Had the firm decided to stay put, it was subject to short-term leases. That makes its jobs here vulnerable every time a lease comes up, particularly for a large, multinational business always evaluating how it deploys its work force.
"I guess the company felt they were at risk," Norden said. "Certain aspects of the operations could be at risk with a short-term lease in future years, whereas this is a commitment to 13 years."
Norden said it was understood that the risk of jobs moving to other locations applied only to the 200 positions getting created. However, the application for the incentive money used by elected officials to inform their decision made no distinction between the two pools of employees, existing and new.
Further, the managing director of PricewaterhouseCoopers' real estate, Willem VanDooijeweert, wrote the county's economic development office July 13. His letter, with the subject line "Project Escape," indicated the company would be considering "alternative site scenarios."
That letter came after commissioners' initial approval in May of the $120,000 to lure the 200 new jobs. It also came a month after plans for the first phases of the construction project were filed with the city.
Norden said the investment in a new building and lease represents a solid, long-term commitment to Tampa. He noted that the money will be paid in installments starting in the fifth year of the lease, ensuring jobs stay here if the company hopes to collect.
In an e-mail statement, PricewaterhouseCoopers spokesman Steven Silber said: "This project is a win for all parties — for Tampa taxpayers, for Tampa's economic development and for the people of PwC, who are committed to the greater Tampa community for the long term. We look forward to maintaining and potentially increasing our work force in Tampa."
One person not overly concerned about what the company said this week compared with what it said in its application is Tampa Mayor Bob Buckhorn. He said he's not concerned because the deal will prove to be a good one over the long haul, including city taxpayers contributing half of the subsidy.
Buckhorn said he thinks revisiting whether PricewaterhouseCoopers actually qualifies for the money will send a poor signal to the business community.
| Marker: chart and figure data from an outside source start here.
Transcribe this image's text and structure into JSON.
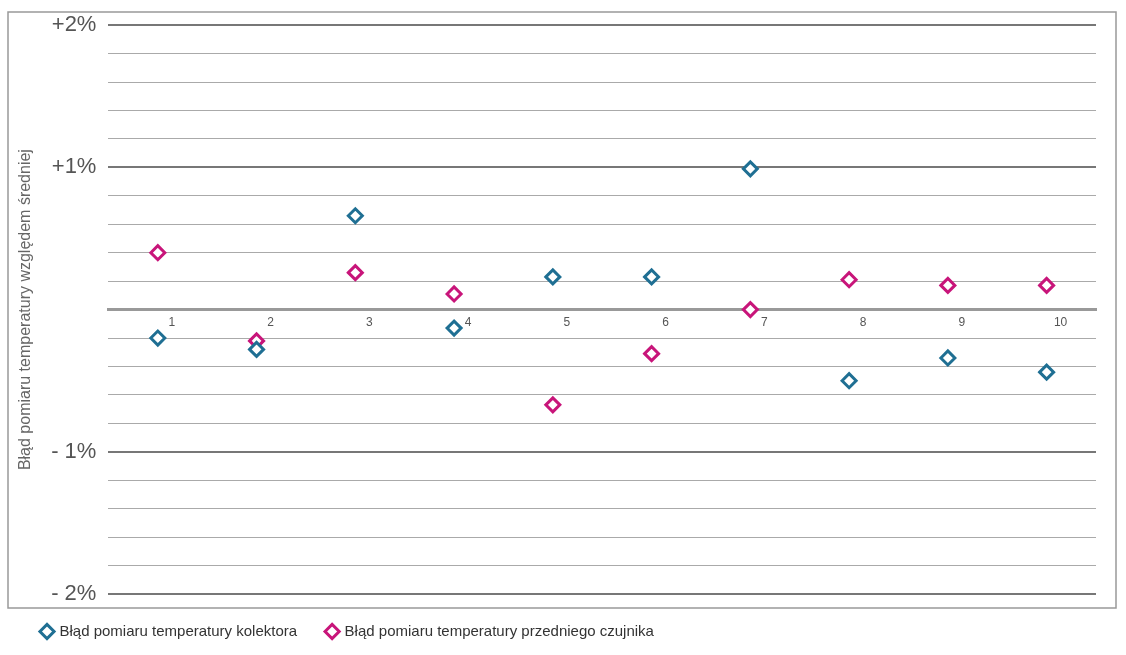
{
  "chart_data": {
    "type": "scatter",
    "ylabel": "Błąd pomiaru temperatury względem średniej",
    "categories": [
      "1",
      "2",
      "3",
      "4",
      "5",
      "6",
      "7",
      "8",
      "9",
      "10"
    ],
    "series": [
      {
        "name": "Błąd pomiaru temperatury kolektora",
        "color": "#1f6f93",
        "values": [
          -0.2,
          -0.28,
          0.66,
          -0.13,
          0.23,
          0.23,
          0.99,
          -0.5,
          -0.34,
          -0.44
        ]
      },
      {
        "name": "Błąd pomiaru temperatury przedniego czujnika",
        "color": "#c8157a",
        "values": [
          0.4,
          -0.22,
          0.26,
          0.11,
          -0.67,
          -0.31,
          0.0,
          0.21,
          0.17,
          0.17
        ]
      }
    ],
    "ylim": [
      -2,
      2
    ],
    "yticks": [
      {
        "value": -2,
        "label": "- 2%"
      },
      {
        "value": -1.8,
        "label": null
      },
      {
        "value": -1.6,
        "label": null
      },
      {
        "value": -1.4,
        "label": null
      },
      {
        "value": -1.2,
        "label": null
      },
      {
        "value": -1,
        "label": "- 1%"
      },
      {
        "value": -0.8,
        "label": null
      },
      {
        "value": -0.6,
        "label": null
      },
      {
        "value": -0.4,
        "label": null
      },
      {
        "value": -0.2,
        "label": null
      },
      {
        "value": 0,
        "label": null
      },
      {
        "value": 0.2,
        "label": null
      },
      {
        "value": 0.4,
        "label": null
      },
      {
        "value": 0.6,
        "label": null
      },
      {
        "value": 0.8,
        "label": null
      },
      {
        "value": 1,
        "label": "+1%"
      },
      {
        "value": 1.2,
        "label": null
      },
      {
        "value": 1.4,
        "label": null
      },
      {
        "value": 1.6,
        "label": null
      },
      {
        "value": 1.8,
        "label": null
      },
      {
        "value": 2,
        "label": "+2%"
      }
    ],
    "grid": "y",
    "legend": "bottom",
    "marker": "diamond"
  }
}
"It's a competitive environment," he said. "I'm certain that they shopped their options. I don't know that for a fact, but I've got to believe that they did.
"In the larger scheme of things, this was a worthwhile investment and over time will inure to the gain of the taxpayers significantly."
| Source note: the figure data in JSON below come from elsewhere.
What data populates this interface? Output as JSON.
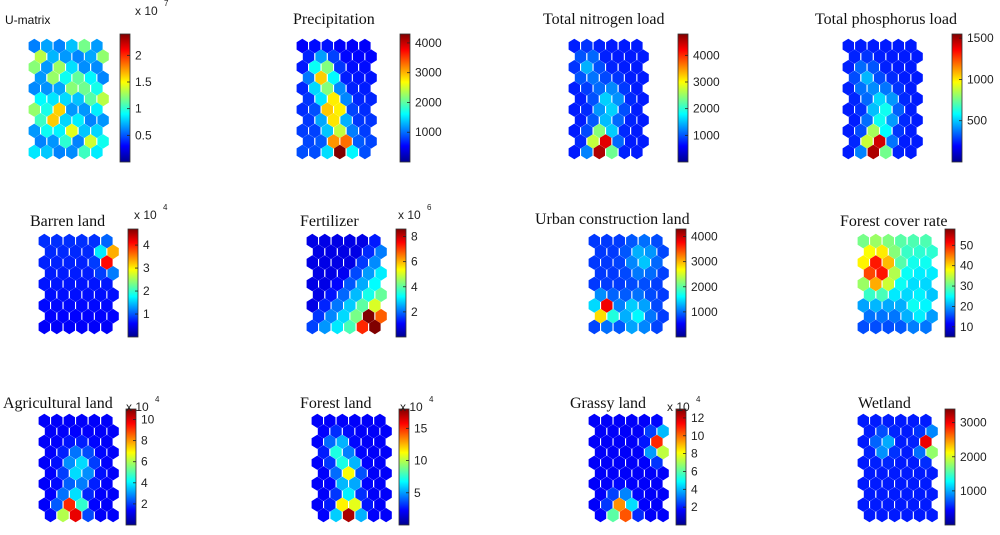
{
  "chart_data": [
    {
      "type": "heatmap",
      "title": "U-matrix",
      "colorbar": {
        "ticks": [
          "0.5",
          "1",
          "1.5",
          "2"
        ],
        "range": [
          0,
          2.4
        ],
        "multiplier": "x 10",
        "exponent": "7"
      }
    },
    {
      "type": "heatmap",
      "title": "Precipitation",
      "colorbar": {
        "ticks": [
          "1000",
          "2000",
          "3000",
          "4000"
        ],
        "range": [
          0,
          4300
        ],
        "multiplier": "",
        "exponent": ""
      }
    },
    {
      "type": "heatmap",
      "title": "Total nitrogen load",
      "colorbar": {
        "ticks": [
          "1000",
          "2000",
          "3000",
          "4000"
        ],
        "range": [
          0,
          4800
        ],
        "multiplier": "",
        "exponent": ""
      }
    },
    {
      "type": "heatmap",
      "title": "Total phosphorus load",
      "colorbar": {
        "ticks": [
          "500",
          "1000",
          "1500"
        ],
        "range": [
          0,
          1550
        ],
        "multiplier": "",
        "exponent": ""
      }
    },
    {
      "type": "heatmap",
      "title": "Barren land",
      "colorbar": {
        "ticks": [
          "1",
          "2",
          "3",
          "4"
        ],
        "range": [
          0,
          4.7
        ],
        "multiplier": "x 10",
        "exponent": "4"
      }
    },
    {
      "type": "heatmap",
      "title": "Fertilizer",
      "colorbar": {
        "ticks": [
          "2",
          "4",
          "6",
          "8"
        ],
        "range": [
          0,
          8.6
        ],
        "multiplier": "x 10",
        "exponent": "6"
      }
    },
    {
      "type": "heatmap",
      "title": "Urban construction land",
      "colorbar": {
        "ticks": [
          "1000",
          "2000",
          "3000",
          "4000"
        ],
        "range": [
          0,
          4300
        ],
        "multiplier": "",
        "exponent": ""
      }
    },
    {
      "type": "heatmap",
      "title": "Forest cover rate",
      "colorbar": {
        "ticks": [
          "10",
          "20",
          "30",
          "40",
          "50"
        ],
        "range": [
          5,
          58
        ],
        "multiplier": "",
        "exponent": ""
      }
    },
    {
      "type": "heatmap",
      "title": "Agricultural land",
      "colorbar": {
        "ticks": [
          "2",
          "4",
          "6",
          "8",
          "10"
        ],
        "range": [
          0,
          11
        ],
        "multiplier": "x 10",
        "exponent": "4"
      }
    },
    {
      "type": "heatmap",
      "title": "Forest land",
      "colorbar": {
        "ticks": [
          "5",
          "10",
          "15"
        ],
        "range": [
          0,
          18
        ],
        "multiplier": "x 10",
        "exponent": "4"
      }
    },
    {
      "type": "heatmap",
      "title": "Grassy land",
      "colorbar": {
        "ticks": [
          "2",
          "4",
          "6",
          "8",
          "10",
          "12"
        ],
        "range": [
          0,
          13
        ],
        "multiplier": "x 10",
        "exponent": "4"
      }
    },
    {
      "type": "heatmap",
      "title": "Wetland",
      "colorbar": {
        "ticks": [
          "1000",
          "2000",
          "3000"
        ],
        "range": [
          0,
          3400
        ],
        "multiplier": "",
        "exponent": ""
      }
    }
  ],
  "colormap": "jet"
}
Times staff writer Jeff Harrington contributed to this report.
Based on government documents, PricewaterhouseCoopers has several times made promises to create jobs here that never materialized. Since 1997, the company has entered into four previous agreements with state and local authorities to receive tax rebates for creating high-paying jobs. Had the firm met requirements of the agreements, it would have received millions of dollars in rebates for creating at least 1,045 jobs. However, three of the agreements were a bust. Only one made it past the first year: a pledge in 2005 to create at least 320 jobs paying at least $49,000 each. For meeting those terms, the firm was eligible to receive up to almost $1 million from the city, county and state.